シリーズ「こどものミライ」イクラに大トロ! 子ども食堂で「1日限り」すし店 職人が込めた思い 福岡
脂がのった大トロ。この日とれたばかりの新鮮なヒラメ。色とりどりの握りずしが、大きな器いっぱいに並びました。
26日、1日限りの本格すし店がオープンしたのは、久留米市にある子ども食堂です。
普段は小学生から高校生の「居場所」として、認定NPO法人が食事や学習の支援をしていて、運営費は企業からの寄付金などでまかなわれています。
その子ども食堂で、すしを握りたいと申し出たのは久留米市出身のすし職人、小川聡さん(33)です。
■小川聡さん(33)
「もっと身近に感じてほしいというのもあるし、子どもたちが素直に喜んでほしい。おいしいとか、そういうので十分うれしいんです。きょうはお店休んで、ここに全力をささげます。」
材料費も出張費も、すべて自腹で取り組みます。子ども相手とはいえ、手を抜くことはありません。小川さんは当日の朝も普段通り、自ら鮮魚店に足を運んで魚を選びました。
■小川さん
「毎日絶対、魚屋には顔を出すようにしています。自分のベストを毎日尽くすようにしていて仕入れはしています。一貫一貫、本気で握るので。

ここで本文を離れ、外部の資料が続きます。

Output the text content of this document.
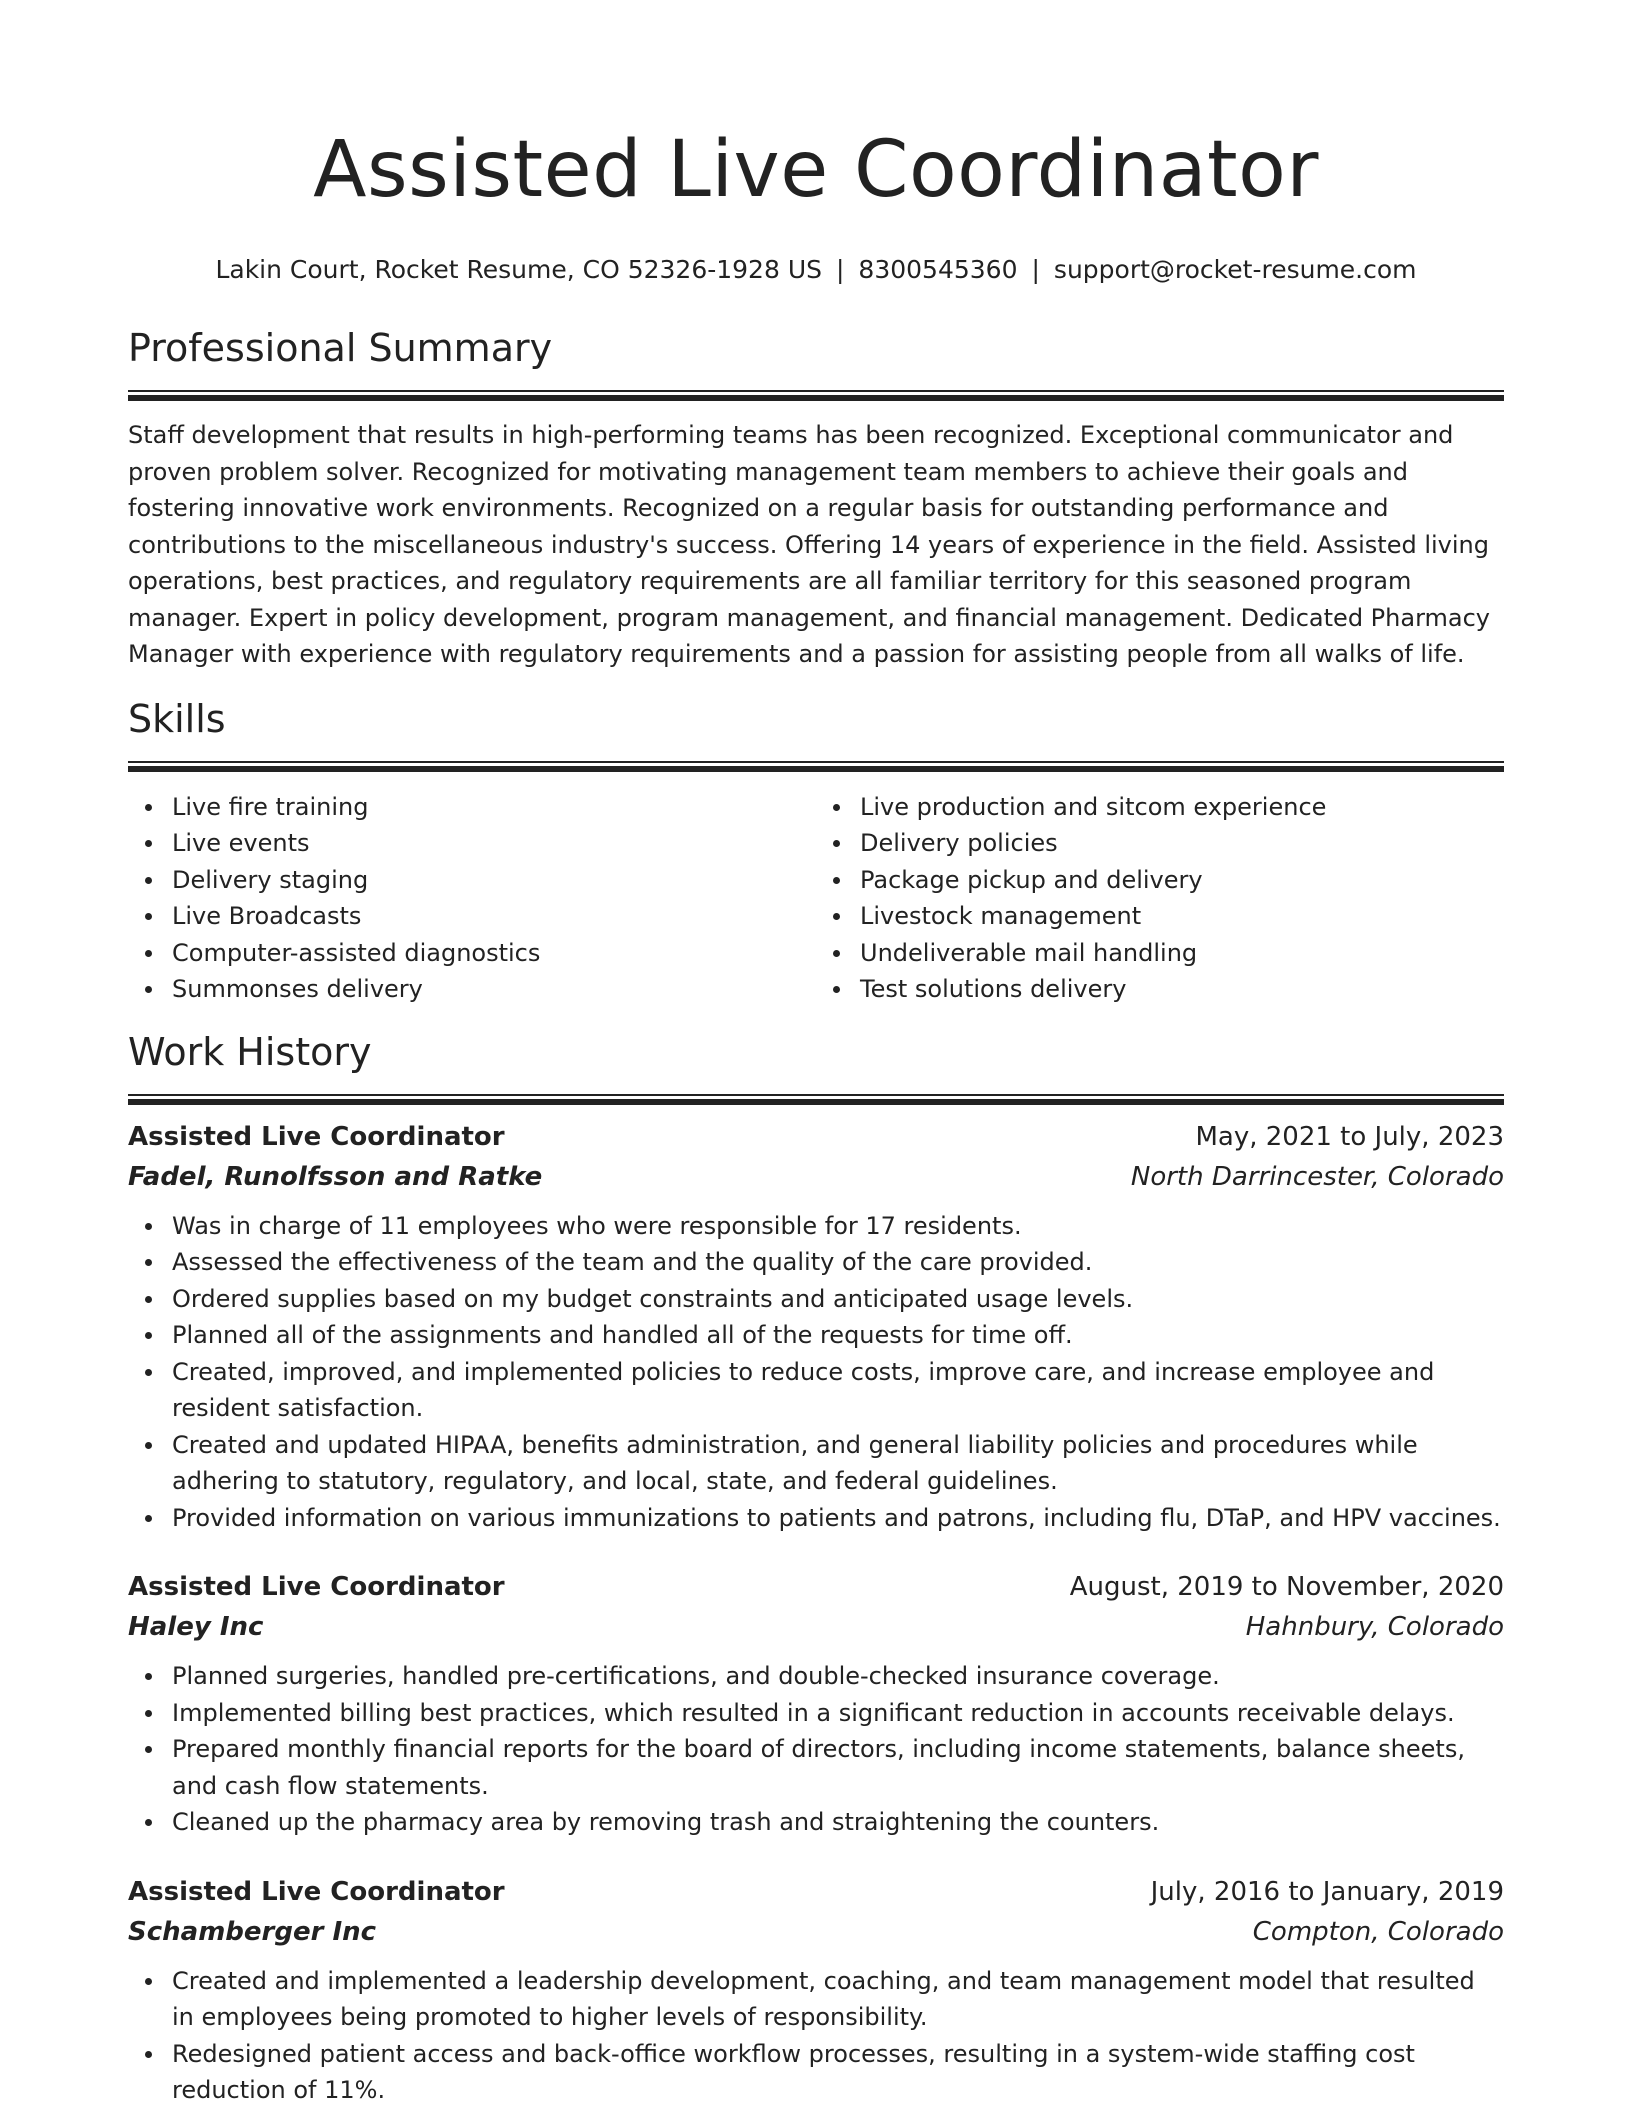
Assisted Live Coordinator
Lakin Court, Rocket Resume, CO 52326-1928 US | 8300545360 | support@rocket-resume.com
Professional Summary

Staff development that results in high-performing teams has been recognized. Exceptional communicator and proven problem solver. Recognized for motivating management team members to achieve their goals and fostering innovative work environments. Recognized on a regular basis for outstanding performance and contributions to the miscellaneous industry's success. Offering 14 years of experience in the field. Assisted living operations, best practices, and regulatory requirements are all familiar territory for this seasoned program manager. Expert in policy development, program management, and financial management. Dedicated Pharmacy Manager with experience with regulatory requirements and a passion for assisting people from all walks of life.

Skills
Live fire training
Live events
Delivery staging
Live Broadcasts
Computer-assisted diagnostics
Summonses delivery
Live production and sitcom experience
Delivery policies
Package pickup and delivery
Livestock management
Undeliverable mail handling
Test solutions delivery
Work History
Assisted Live Coordinator	May, 2021 to July, 2023
Fadel, Runolfsson and Ratke	North Darrincester, Colorado
Was in charge of 11 employees who were responsible for 17 residents.
Assessed the effectiveness of the team and the quality of the care provided.
Ordered supplies based on my budget constraints and anticipated usage levels.
Planned all of the assignments and handled all of the requests for time off.
Created, improved, and implemented policies to reduce costs, improve care, and increase employee and resident satisfaction.
Created and updated HIPAA, benefits administration, and general liability policies and procedures while adhering to statutory, regulatory, and local, state, and federal guidelines.
Provided information on various immunizations to patients and patrons, including flu, DTaP, and HPV vaccines.
Assisted Live Coordinator	August, 2019 to November, 2020
Haley Inc	Hahnbury, Colorado
Planned surgeries, handled pre-certifications, and double-checked insurance coverage.
Implemented billing best practices, which resulted in a significant reduction in accounts receivable delays.
Prepared monthly financial reports for the board of directors, including income statements, balance sheets, and cash flow statements.
Cleaned up the pharmacy area by removing trash and straightening the counters.
Assisted Live Coordinator	July, 2016 to January, 2019
Schamberger Inc	Compton, Colorado
Created and implemented a leadership development, coaching, and team management model that resulted in employees being promoted to higher levels of responsibility.
Redesigned patient access and back-office workflow processes, resulting in a system-wide staffing cost reduction of 11%.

一生懸命やれば伝わるものがあるんじゃないかなと。」
この日は、久留米市内の小学生から高校生およそ30人が集まりました。
■子どもたち
「手を合わせてください。いただきます!」
振る舞われた握りはあわせて800貫です。店で提供すれば、およそ50万円分にあたります。
■子ども
「イクラが一番好き。」
「めっちゃおいしかったです!」
「一人で食べるよりも、みんなで食べたりするのが一番おいしかったです。」
小川さんがマグロをさばき始めると、子どもたちは身を乗り出して包丁の動きを見つめます。
■子ども
「すごいっす!」
「イクラと大トロください!」
■小川さん
「いきいきしていてうれしいですね。」
職人の技と味に目を輝かせる子どもたちに、小川さんはある希望を抱いていました。
■小川さん
「僕ら若手の職人が子どもたちにこういう姿を見せて興味持ってもらえたり、いつかこの中から1人でもすし職人が出てきたりしてくれれば、最高にうれしい。何か一つ、本気で頑張ったり。10年くらい経てば何かしら形にはなるので、明るい未来は絶対あるんじゃないかと思います。」
子どもたちのために開かれた「1日かぎり」のすし店。小川さんは今後も年に1度のペースで続けていきたいと話していました。